My role moving into the future is to be honest with our members, to listen and to have meaningful conversations about where we are and how we continue to move into the future. I think one of the interesting things about leading a volunteer-driven association is to remember how powerful volunteers are and to stay out of their way. People like Todd Arnette, Laila Ghambari, Spencer Turner, Dorothea Hescock, Laura Sommers and Jess Steffy, just to name a few, are truly the ones making this organization as productive and meaningful as it. One of my favorite quotes is, “Never question the power of volunteers. The Titanic was built by professionals, Noah’s Ark by volunteers.”
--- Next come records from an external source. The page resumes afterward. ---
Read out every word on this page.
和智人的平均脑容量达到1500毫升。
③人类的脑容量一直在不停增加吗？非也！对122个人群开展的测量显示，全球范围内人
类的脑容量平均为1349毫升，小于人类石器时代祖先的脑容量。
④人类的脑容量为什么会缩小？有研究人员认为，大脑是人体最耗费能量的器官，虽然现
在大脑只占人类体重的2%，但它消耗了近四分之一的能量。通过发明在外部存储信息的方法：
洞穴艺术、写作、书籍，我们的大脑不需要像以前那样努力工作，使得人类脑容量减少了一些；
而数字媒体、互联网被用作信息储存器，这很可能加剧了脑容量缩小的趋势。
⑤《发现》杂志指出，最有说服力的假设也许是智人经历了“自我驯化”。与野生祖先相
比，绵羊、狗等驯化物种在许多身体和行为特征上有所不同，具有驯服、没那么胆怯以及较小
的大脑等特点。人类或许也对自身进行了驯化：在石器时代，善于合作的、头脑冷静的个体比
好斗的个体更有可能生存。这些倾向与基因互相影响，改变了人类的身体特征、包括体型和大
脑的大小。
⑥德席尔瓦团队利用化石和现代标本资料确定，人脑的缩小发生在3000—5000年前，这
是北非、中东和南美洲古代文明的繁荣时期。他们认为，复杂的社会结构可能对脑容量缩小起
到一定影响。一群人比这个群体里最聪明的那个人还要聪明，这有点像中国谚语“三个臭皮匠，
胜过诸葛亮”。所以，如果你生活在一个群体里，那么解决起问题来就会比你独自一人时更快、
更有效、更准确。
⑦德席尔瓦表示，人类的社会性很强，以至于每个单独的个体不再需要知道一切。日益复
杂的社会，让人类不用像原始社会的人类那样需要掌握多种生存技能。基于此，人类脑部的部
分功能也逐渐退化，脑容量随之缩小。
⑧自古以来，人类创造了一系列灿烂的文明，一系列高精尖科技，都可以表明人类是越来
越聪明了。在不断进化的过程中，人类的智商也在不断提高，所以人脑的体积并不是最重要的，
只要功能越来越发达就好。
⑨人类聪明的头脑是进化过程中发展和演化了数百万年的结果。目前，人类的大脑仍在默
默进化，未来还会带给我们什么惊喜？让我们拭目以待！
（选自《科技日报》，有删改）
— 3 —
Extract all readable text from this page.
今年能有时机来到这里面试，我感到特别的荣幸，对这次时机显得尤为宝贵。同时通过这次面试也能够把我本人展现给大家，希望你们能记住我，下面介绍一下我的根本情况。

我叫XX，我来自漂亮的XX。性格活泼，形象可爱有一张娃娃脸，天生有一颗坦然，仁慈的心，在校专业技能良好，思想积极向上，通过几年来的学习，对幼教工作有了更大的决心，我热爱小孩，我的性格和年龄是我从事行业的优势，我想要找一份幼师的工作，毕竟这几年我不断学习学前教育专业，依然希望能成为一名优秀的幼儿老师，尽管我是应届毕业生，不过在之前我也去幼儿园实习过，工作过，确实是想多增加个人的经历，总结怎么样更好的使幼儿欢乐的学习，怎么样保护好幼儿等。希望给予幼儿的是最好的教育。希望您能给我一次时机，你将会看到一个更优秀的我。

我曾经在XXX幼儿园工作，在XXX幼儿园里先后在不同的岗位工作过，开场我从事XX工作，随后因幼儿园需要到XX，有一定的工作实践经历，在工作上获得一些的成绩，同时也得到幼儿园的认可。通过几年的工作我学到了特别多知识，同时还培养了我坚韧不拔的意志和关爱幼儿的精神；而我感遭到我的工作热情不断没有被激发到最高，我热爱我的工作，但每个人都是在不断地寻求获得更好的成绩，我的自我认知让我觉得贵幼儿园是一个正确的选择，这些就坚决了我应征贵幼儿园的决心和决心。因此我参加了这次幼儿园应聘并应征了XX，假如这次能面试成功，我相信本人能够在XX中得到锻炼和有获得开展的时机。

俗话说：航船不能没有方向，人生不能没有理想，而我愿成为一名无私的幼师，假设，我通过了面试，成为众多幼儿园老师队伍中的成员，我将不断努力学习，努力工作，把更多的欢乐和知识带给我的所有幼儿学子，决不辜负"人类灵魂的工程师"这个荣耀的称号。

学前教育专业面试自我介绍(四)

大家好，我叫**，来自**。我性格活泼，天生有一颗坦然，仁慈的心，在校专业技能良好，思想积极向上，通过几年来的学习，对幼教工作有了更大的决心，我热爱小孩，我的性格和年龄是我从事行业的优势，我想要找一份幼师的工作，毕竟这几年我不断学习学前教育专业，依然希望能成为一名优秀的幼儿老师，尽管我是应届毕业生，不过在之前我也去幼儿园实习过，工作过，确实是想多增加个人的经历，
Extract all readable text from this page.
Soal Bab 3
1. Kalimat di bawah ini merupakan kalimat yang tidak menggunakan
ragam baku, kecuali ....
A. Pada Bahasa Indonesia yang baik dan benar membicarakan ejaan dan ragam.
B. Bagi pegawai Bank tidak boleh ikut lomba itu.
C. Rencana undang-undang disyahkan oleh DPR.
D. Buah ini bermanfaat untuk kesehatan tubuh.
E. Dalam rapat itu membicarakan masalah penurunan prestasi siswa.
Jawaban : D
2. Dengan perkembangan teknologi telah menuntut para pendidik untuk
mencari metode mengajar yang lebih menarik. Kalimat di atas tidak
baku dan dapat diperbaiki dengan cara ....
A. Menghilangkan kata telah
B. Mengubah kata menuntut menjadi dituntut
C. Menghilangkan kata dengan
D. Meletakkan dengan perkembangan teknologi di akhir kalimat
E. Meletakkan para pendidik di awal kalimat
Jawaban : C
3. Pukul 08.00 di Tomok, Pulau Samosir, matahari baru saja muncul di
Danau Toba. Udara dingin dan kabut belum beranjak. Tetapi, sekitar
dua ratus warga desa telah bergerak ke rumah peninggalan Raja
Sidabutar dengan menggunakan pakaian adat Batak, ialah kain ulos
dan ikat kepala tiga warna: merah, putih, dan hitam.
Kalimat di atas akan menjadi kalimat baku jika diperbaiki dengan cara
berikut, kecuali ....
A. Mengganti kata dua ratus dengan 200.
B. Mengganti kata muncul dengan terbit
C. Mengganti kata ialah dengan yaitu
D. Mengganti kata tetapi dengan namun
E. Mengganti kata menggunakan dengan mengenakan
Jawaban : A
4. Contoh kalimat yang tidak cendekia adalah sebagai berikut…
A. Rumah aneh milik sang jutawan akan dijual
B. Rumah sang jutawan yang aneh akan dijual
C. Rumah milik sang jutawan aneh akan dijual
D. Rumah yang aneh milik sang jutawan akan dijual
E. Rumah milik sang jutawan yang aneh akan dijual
Tracy: With WCR, we have some of the best thinkers around on our Board — CEOs, top scientists, and the coffeewoman, Lindsey Bolger — so my leadership there isn’t about strategic vision or drive. In many ways, it’s unremarkable and about process. It’s about knowing our by-laws inside and out, reading all the minutes and materials before meetings, and developing things like succession plans. I don’t want to undersell what I bring to the table or pretend there haven’t been times that required extraordinary amounts of leadership courage, but I also want it to be known that showing up and doing a lot of work go along way.
Kat: Leadership is about inspiring people to achieve their goals; it is about empowering people to do the things they think they cannot do. I’m working with other extraordinary leaders: Miguel Zamora (Chair), Samantha Veide (immediate past chair), Kim Ionescu (Director of Sustainability) and a brilliant council of 30 extraordinary minds from diverse functions across the industry. Our role is to stay optimistic and hopeful in the context of some intimidating issues facing the sustainability of coffee. Our role is to amplify good ideas and create platforms for successful efforts. Our role is to create achievable milestones along the route to a world where every cup of coffee has a positive impact.